Environmental legislation proposed by the government is specifically targeting the pipeline expansion and would significantly impact it, the project’s proponent and the Alberta government argued Thursday.
The court is hearing a reference case that asks whether the government can amend its Environmental Management Act to create a permitting system for companies that increase the amount of heavy oil they’re transporting through the province.
B.C. has argued the amendments are not intended to block the project. They are being made to protect the environment from spills and require companies to pay for damages.
But a lawyer for Trans Mountain ULC said B.C.’s motive is to obstruct the expansion.
“Trans Mountain will be directly and significantly impacted by the proposed legislation. Indeed, we say it is the target of the proposed legislation,” Maureen Killoran told a panel of five judges.
Killoran said Trans Mountain, which has operated since 1953 and runs from the Edmonton area to Metro Vancouver, is the only pipeline that transports liquid petroleum to the West Coast and the only pipeline to which the legislation would apply.
The proposed law presented more risk than private-sector proponent Kinder Morgan was willing to accept, prompting it to sell the pipeline to Canada for $4.5 billion last year, she said.
Since the plan to triple the pipeline’s capacity was first proposed in 2013, it has been through the largest review in the National Energy Board’s history, a number of court challenges and faced protesters and blockades, Killoran said.
The energy board ruled the expansion is in the public interest because the country cannot get all its available energy resources to Pacific markets, she said.
First Nations, the cities of Vancouver and Burnaby, and environmental group Ecojustice have delivered arguments in support of B.C.’s proposed rules.
The government of Canada opposes B.C.’s proposed permitting system because it says Ottawa _ not provinces _ has exclusive jurisdiction over inter-provincial infrastructure.
The new rules would allow a provincial public servant with expertise in pollution management to apply conditions to permits, which B.C. says would be intended to address concerns posed by a company’s proposed activities.
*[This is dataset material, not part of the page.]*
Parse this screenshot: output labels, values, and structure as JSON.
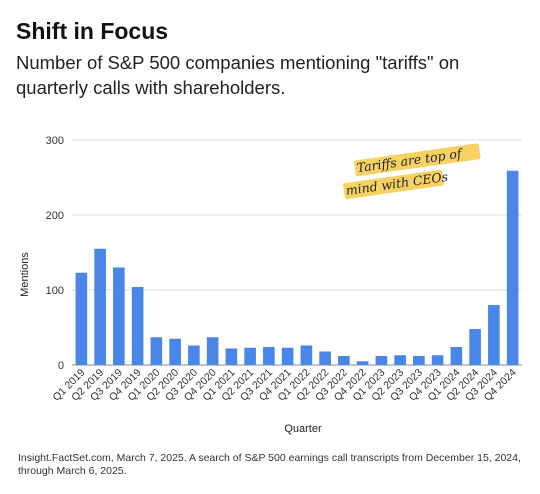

Peter Gall, representing the government of Alberta, said the permitting scheme is a “vague, amorphous” process that gives wide-ranging discretionary powers to a government official to do whatever he or she thinks is necessary to protect the environment.
“We accept that the province genuinely wants to protect the environment,” he said. “The problem is … the province believes that the best, indeed the only, way to protect the environment is to stop the project.”
Justice Harvey Groberman questioned why Gall would raise the motives of the legislation, given the argument that it interferes with federal jurisdiction should suffice.
Gall said the court should not ignore the “reality of the situation” _ the B.C. government is committed to stopping the project.
Premier John Horgan said while in opposition that he would use “every tool in the toolbox” to stop the expansion. The court has heard that after his minority NDP government took power in 2017, it received legal advice that it could not block the project.
Gall quoted Environment Minister George Heyman as saying that the government could not delay or obstruct the project through “anything other than even-handed consideration of permit applications.”